Minggu, 20 Juli 2014

Permintaan Tinggi Hati

“Liat nih Dek, Mbak yang lebih gede malah minta digendong. Gak papa ya? Kan Mbak lagi sakit.”
-Ayah, kepada adikku saat aku sakit, belasan tahun yang lalu-


Kalimat itu adalah kalimat pelengkap dari sebuah momen kedekatanku dengan Ayah. Yang masih teringat hingga saat ini.
Waktu itu aku sedang sakit, malas ke sekolah. Dan Ayah, saat itu, adalah pahlawanku. Ayah adalah sosok paling lembut dan kuat yang mampu menjagaku. Tubuh tingginya menggendongku sekaligus menjaga adikku yang masih harus selalu diawasi. Adik saat itu juga merengek minta digendong dan kalimat itu adalah gurauan yang dikeluarkan dari mulut Ayah.
Saat itu, aku hanya bis bergelung manja dalam dekapan Ayah. Menyembunyikan kepalaku pada lekukan hangat leher Ayah. Mencari ketenangan dan perlindungan disana. Aku tidak peduli pada adik yang merengek iri ingin digendong. Saat itu, Ayah hanya milikku. Saat itu, Ayah adalah sosok yang masih belum rela aku bagi.

Kenangan belasan tahun lalu itu menjadi sebuah kenangan, yang membekas dan paling bertahan ditengah begitu banyak momen perselisihan yang pernah terjadi denganku dan Ayah.
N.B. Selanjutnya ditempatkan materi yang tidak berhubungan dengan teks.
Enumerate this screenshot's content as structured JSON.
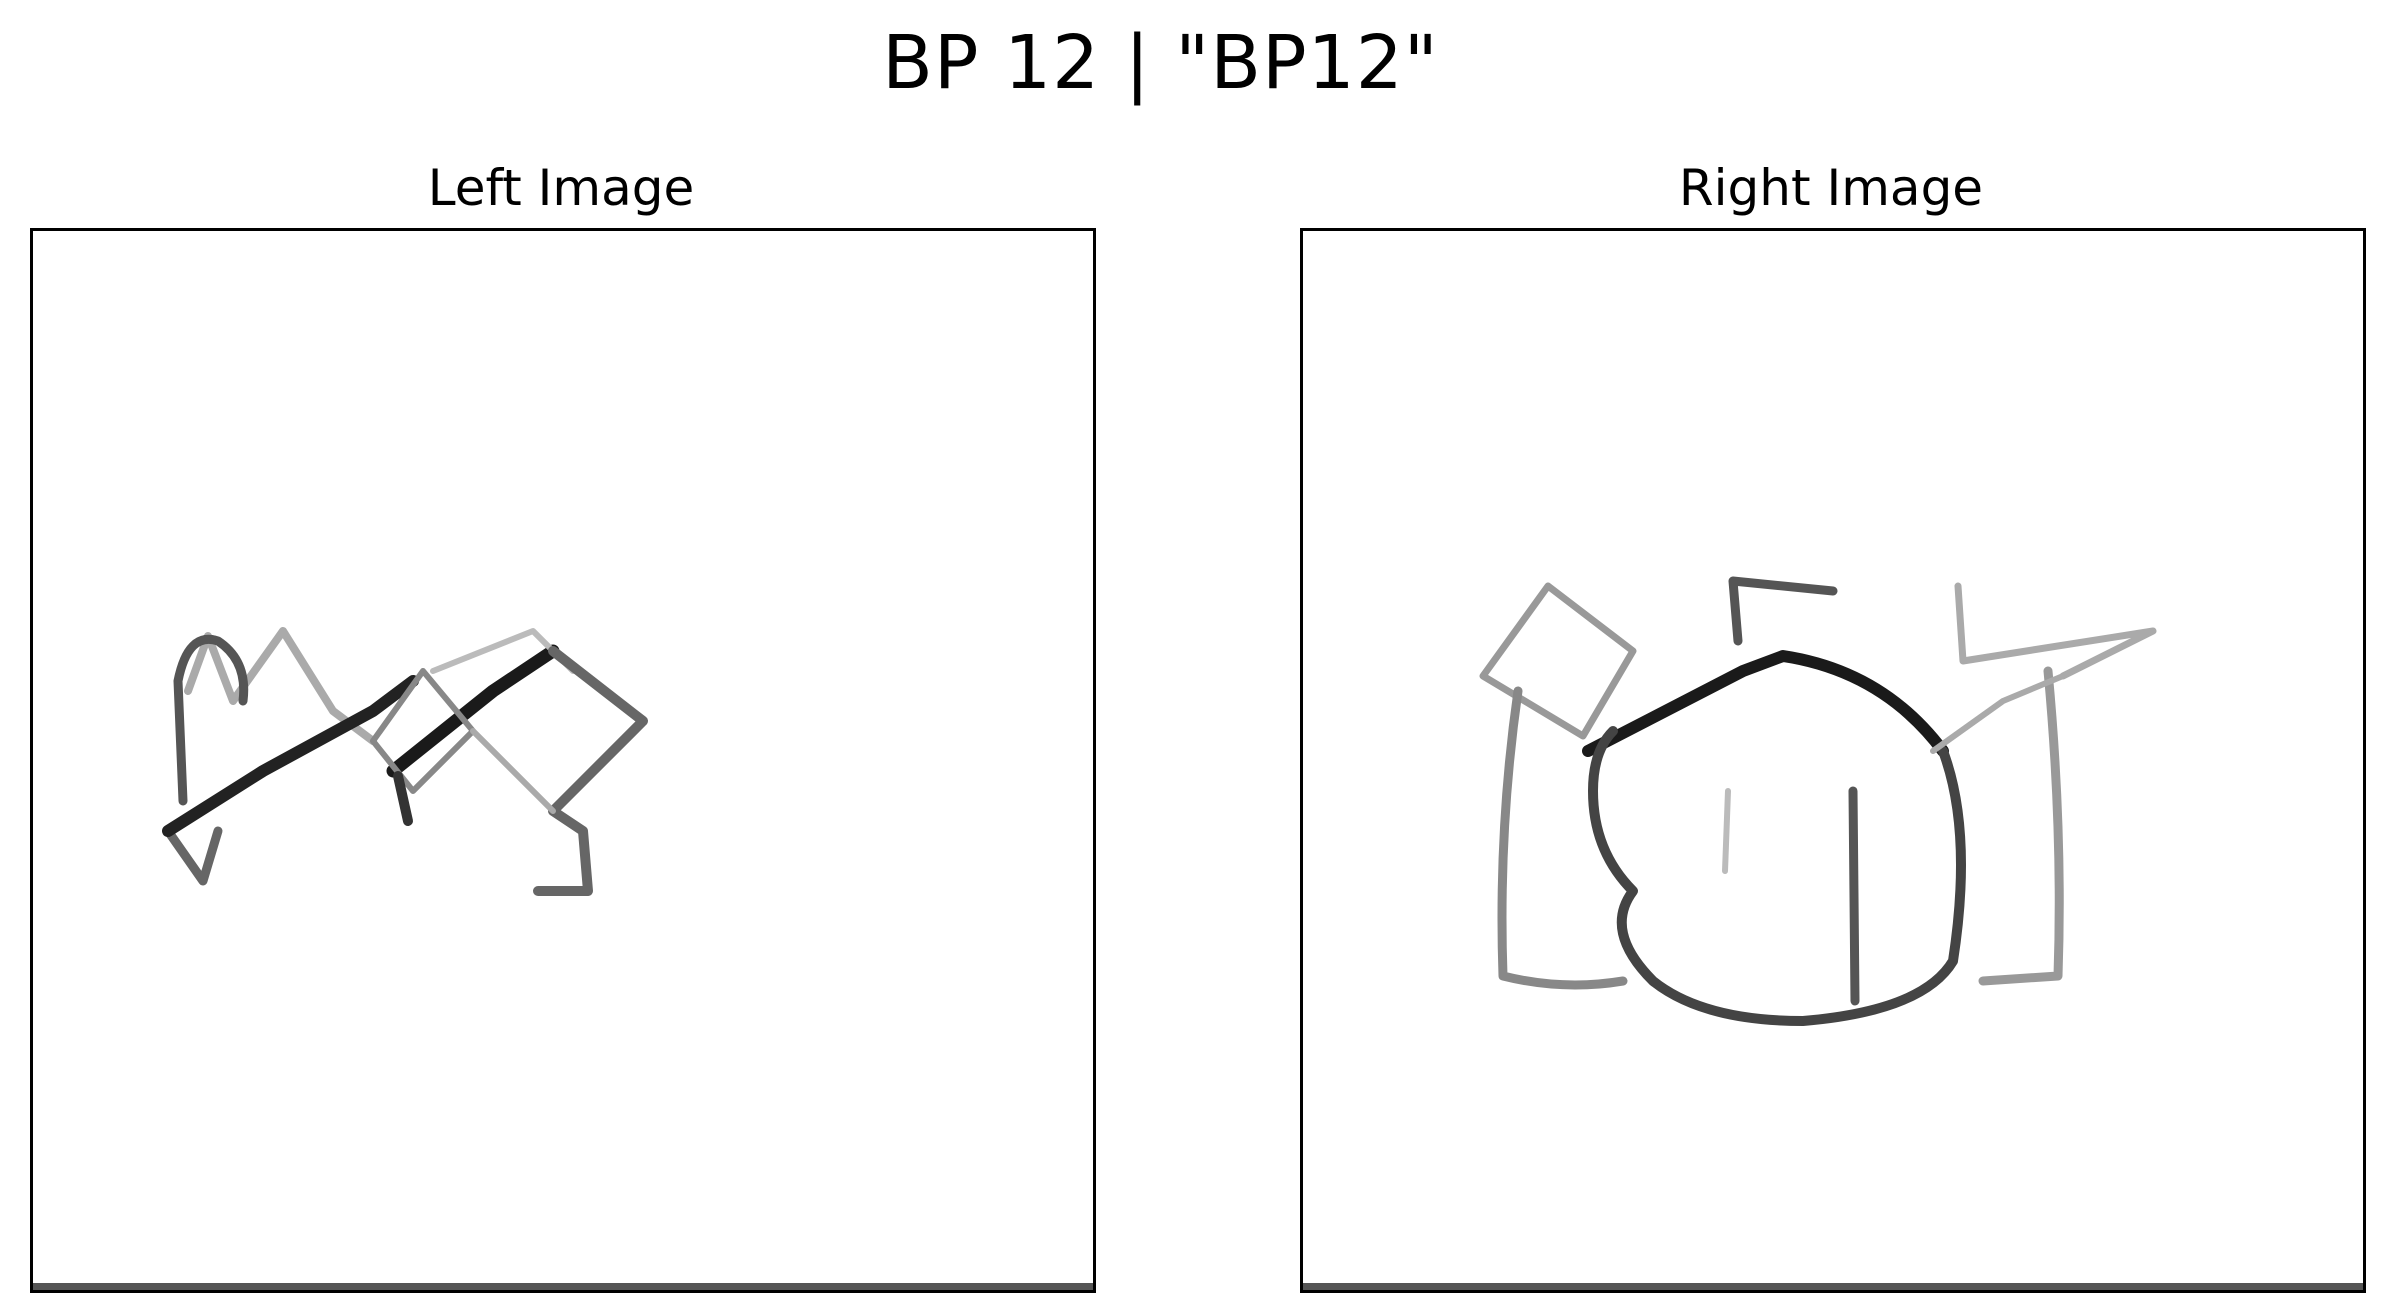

Kemarin, saat pernikahan sepupuku, melihat Ayah menangis haru karena keponakannya yang bersujud meminta restu pada orang tuanya menyadarkanku. Tiba-tiba aku merindukan sosok kuat dan tangguh yang dulu menjadi sandaranku. Tiba-tiba aku ingin kembali memeluknya, kembali bersembunyi lekukan lehernya. Mencari perlindungan disana.
Sekelebat kalimat itu menyadarkanku, bahwa momen itu mungkin menjadi momen terakhir dimana aku dekat dan masih bersandar padanya. Momen, yang teringat, dimana aku sudah tidak pernah lagi menyentuhnya atau merengek manja meminta perlindungannya.

Time flies, Ayah. Waktu membuatku keras kepala dan banyak berselisih paham denganmu. Waktu juga berjalan cepat, membuatku menyadari bahwa aku sudah tidak pernah lagi berlari padamu. Bermanja padamu pun sepertinya sudah tidak lagi.

Waktu berjalan cepat, Ayah. Aku rindu saat itu, saat dimana aku masih polos dan bersedia bersandar padamu. Menggantungkan seluruh diriku padamu. Ayah, aku masih terlalu tinggi hati untuk meminta permohonan ini. Memintamu kembali memelukku. Bolehkah aku memintanya? Suatu saat, diwaktu aku siap?